Avec un recours syncrétique exceptionnel au jazz contemporain infusé de pop, à la musique classique moderne, au minimalisme, au folk, au rock et à l’indie, Mammal Hands crée des petits films sonores passionnants. L’énergie, cinétique autant que cinématographique, les mélodies construites sur des riffs accrocheurs et des lignes mémorables, tout cela concourt au tissage d’une trame émotionnelle et sensorielle, archi addictive. C’est le cas de ce Circadia, sixième opus du trio pour les Berlinois de ACT.
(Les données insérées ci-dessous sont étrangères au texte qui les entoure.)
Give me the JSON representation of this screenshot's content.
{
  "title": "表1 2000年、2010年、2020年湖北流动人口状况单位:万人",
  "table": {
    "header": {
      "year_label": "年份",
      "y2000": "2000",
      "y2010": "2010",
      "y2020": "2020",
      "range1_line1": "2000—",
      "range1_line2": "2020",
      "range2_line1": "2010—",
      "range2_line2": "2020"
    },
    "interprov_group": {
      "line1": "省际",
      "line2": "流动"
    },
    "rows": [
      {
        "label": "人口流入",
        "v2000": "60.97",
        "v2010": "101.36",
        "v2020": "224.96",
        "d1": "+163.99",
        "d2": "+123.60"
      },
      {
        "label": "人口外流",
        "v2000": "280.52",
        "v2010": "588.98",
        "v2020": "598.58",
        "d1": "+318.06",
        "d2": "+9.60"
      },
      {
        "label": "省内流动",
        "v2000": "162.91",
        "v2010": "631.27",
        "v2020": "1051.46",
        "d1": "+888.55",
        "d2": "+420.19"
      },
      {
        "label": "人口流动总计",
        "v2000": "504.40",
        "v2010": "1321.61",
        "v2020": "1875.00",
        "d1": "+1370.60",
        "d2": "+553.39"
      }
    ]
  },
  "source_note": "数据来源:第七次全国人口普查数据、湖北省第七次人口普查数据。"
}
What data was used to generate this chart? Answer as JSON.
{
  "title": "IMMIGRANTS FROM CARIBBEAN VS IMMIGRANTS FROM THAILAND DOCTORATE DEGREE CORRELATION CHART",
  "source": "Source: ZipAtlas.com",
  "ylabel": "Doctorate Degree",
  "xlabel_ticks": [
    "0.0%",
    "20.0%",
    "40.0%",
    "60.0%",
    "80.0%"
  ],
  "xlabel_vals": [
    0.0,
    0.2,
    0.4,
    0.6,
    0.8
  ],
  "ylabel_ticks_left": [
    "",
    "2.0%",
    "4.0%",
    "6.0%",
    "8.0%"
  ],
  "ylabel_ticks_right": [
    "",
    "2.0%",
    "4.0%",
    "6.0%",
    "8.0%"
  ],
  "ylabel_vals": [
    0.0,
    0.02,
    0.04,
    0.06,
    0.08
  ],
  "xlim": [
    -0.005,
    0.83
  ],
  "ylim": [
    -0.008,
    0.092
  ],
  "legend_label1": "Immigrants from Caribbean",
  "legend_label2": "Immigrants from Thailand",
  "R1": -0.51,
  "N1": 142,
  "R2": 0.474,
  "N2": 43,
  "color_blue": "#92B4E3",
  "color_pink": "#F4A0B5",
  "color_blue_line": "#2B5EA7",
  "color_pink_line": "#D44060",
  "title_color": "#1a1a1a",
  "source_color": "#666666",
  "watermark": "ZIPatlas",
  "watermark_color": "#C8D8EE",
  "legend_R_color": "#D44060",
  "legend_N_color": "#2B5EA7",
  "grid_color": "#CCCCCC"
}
Mammal Hands ne fait pas tel genre ou tel autre style. Le trio raconte tout simplement des histoires irrésistiblement attrayantes, et se sert de chaque couleur, chaque méthode, chaque technique disponible pour atteindre droit au cœur ceux et celles qui écoutent.
Ne lancez la liste de lecture que si vous êtes prêts à l’écouter jusqu’au bout. Arrêter est impossible.